Let's take a look at your code:

/free
fd = open('/tmp/tcmb_kur.xml': O_RDONLY+O_TEXTDATA);
if (fd< 0);
EscErrno(errno);
endif;


Here you are specifying O_TEXTDATA without specifying which code page or
CCSID to translate the data to. The result? It's going to translate
the data, using code pages (not ccsids) to the job's default ccsid.
And the job will, undoubtedly, be EBCDIC.

Instead, please consider doing this:


fd = open( '/tmp/tcmb_kur.xml'
: O_RDONLY + O_TEXTDATA + O_CCSID
: 0
: 1208 );
if (fd< 0);
EscErrno(errno);
endif;

O_CCSID means you want to use CCSIDs (instead of the default, which is
code pages). This is important, since Unicode is not supported with code
pages.

I've also told the open() API that my program's data is in CCSID 1208.
1208 is UTF-8, so the IFS APIs will pass data to my program in UTF-8
(not EBCDIC). This means it'll be hard to view the data in the
debugger, which is unfortunate, but it'll be understood by Expat.
(Provided that you tell Expat to expect UTF-8)

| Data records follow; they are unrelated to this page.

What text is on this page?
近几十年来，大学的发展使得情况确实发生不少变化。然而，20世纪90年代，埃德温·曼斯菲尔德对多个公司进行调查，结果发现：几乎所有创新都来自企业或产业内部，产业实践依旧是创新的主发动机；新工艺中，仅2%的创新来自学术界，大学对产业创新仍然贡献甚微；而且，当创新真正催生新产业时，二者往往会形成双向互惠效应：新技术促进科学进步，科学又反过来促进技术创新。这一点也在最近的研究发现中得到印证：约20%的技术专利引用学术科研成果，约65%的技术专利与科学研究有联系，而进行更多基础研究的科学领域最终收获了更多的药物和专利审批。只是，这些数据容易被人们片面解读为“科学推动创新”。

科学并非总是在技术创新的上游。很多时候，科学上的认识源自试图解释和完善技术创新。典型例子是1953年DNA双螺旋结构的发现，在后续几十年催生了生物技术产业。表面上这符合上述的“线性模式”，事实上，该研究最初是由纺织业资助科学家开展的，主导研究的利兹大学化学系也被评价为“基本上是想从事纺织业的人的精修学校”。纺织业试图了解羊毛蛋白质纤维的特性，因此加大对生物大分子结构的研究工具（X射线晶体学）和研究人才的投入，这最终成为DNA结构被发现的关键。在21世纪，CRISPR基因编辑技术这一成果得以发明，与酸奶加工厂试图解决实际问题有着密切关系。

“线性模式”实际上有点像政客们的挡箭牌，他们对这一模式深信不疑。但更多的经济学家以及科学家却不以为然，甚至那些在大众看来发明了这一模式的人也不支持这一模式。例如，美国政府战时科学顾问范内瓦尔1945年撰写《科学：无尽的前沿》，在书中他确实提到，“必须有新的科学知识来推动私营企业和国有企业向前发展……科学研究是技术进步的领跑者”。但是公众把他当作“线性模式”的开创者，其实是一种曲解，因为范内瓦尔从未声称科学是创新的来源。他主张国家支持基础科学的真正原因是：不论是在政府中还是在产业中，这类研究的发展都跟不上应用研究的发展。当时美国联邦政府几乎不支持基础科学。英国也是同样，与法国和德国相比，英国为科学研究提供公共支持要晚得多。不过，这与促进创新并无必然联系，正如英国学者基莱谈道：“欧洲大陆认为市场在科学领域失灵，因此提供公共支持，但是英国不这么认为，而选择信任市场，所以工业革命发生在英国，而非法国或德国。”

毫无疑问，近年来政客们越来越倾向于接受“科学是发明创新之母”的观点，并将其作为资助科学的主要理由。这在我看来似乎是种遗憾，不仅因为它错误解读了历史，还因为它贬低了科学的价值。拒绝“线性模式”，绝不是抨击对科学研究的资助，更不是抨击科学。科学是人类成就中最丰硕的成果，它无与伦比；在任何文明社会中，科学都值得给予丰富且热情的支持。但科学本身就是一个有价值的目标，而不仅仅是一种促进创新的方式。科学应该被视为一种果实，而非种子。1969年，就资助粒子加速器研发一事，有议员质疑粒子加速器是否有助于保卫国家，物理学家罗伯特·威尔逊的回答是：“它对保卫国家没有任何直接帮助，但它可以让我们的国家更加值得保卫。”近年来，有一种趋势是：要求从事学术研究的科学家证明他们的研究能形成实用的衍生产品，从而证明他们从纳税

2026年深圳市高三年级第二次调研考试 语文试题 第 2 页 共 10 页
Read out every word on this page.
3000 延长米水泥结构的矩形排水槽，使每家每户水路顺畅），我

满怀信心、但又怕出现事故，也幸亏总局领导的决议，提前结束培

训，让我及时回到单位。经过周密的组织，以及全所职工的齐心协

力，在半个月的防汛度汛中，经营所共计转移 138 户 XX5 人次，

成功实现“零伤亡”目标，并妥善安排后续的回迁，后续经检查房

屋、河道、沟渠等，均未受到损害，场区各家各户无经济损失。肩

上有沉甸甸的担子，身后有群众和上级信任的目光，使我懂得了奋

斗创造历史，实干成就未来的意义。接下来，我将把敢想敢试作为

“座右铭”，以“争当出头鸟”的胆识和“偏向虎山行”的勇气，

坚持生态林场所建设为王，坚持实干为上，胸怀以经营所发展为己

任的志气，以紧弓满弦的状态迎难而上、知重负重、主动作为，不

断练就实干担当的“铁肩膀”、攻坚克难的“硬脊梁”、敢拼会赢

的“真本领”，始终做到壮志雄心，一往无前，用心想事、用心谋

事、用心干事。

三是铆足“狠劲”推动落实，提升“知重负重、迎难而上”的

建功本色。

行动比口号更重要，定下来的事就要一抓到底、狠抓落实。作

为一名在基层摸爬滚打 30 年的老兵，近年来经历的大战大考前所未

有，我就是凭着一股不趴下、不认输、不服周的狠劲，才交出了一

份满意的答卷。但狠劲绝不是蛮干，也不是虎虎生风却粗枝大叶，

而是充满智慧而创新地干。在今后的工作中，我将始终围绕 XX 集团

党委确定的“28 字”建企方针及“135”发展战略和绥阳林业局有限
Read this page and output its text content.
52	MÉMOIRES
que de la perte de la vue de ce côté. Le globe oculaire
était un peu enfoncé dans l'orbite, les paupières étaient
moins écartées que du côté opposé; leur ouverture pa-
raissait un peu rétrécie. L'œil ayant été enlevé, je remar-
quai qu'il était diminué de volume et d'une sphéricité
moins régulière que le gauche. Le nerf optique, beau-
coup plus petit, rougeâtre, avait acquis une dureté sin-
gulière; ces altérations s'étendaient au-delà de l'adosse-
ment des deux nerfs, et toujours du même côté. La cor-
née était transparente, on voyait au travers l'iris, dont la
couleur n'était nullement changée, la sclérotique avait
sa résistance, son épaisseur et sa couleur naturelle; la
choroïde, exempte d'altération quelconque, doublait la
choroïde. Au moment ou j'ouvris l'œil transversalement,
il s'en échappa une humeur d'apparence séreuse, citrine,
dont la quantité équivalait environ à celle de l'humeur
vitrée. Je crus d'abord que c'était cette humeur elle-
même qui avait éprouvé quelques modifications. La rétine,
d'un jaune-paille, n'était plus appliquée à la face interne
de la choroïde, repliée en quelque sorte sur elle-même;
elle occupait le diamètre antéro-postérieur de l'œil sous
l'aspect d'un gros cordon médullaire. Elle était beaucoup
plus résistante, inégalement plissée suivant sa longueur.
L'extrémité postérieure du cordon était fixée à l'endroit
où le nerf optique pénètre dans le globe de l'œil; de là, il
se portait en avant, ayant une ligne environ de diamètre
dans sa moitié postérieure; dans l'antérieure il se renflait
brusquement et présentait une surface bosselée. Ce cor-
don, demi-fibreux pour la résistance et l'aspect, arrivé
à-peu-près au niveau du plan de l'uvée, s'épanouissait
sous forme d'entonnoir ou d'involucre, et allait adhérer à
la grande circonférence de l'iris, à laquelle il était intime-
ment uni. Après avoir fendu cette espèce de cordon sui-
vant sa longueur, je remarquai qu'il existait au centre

Strangely, though, you are telling Expat to expect the data in
ISO-8859-1. Since there are characters in ISO-8859-9 that don't exist
in ISO-8859-1, that's not a good choice. (And it's why I'd use UTF-8, it
supports nearly every character known to man.)

Here's what you have:

p = XML_ParserCreate(XML_ENC_ISO8859_1);
if (p = *NULL);
callp close(fd);
die('Couldn''t allocate memory for parser');
endif;

Here's what I recommend:

p = XML_ParserCreate(XML_ENC_UTF8);
if (p = *NULL);
callp close(fd);
die('Couldn''t allocate memory for parser');
endif;

So now I'm telling Expat to expect the data in UTF-8 format, and since
IBM i has been asked to translate the data to 1208, everyone should be
happy.

(Unless the data in your file doesn't match the CCSID it has been marked
with -- but, we'll cross that bridge when/if we come to it.)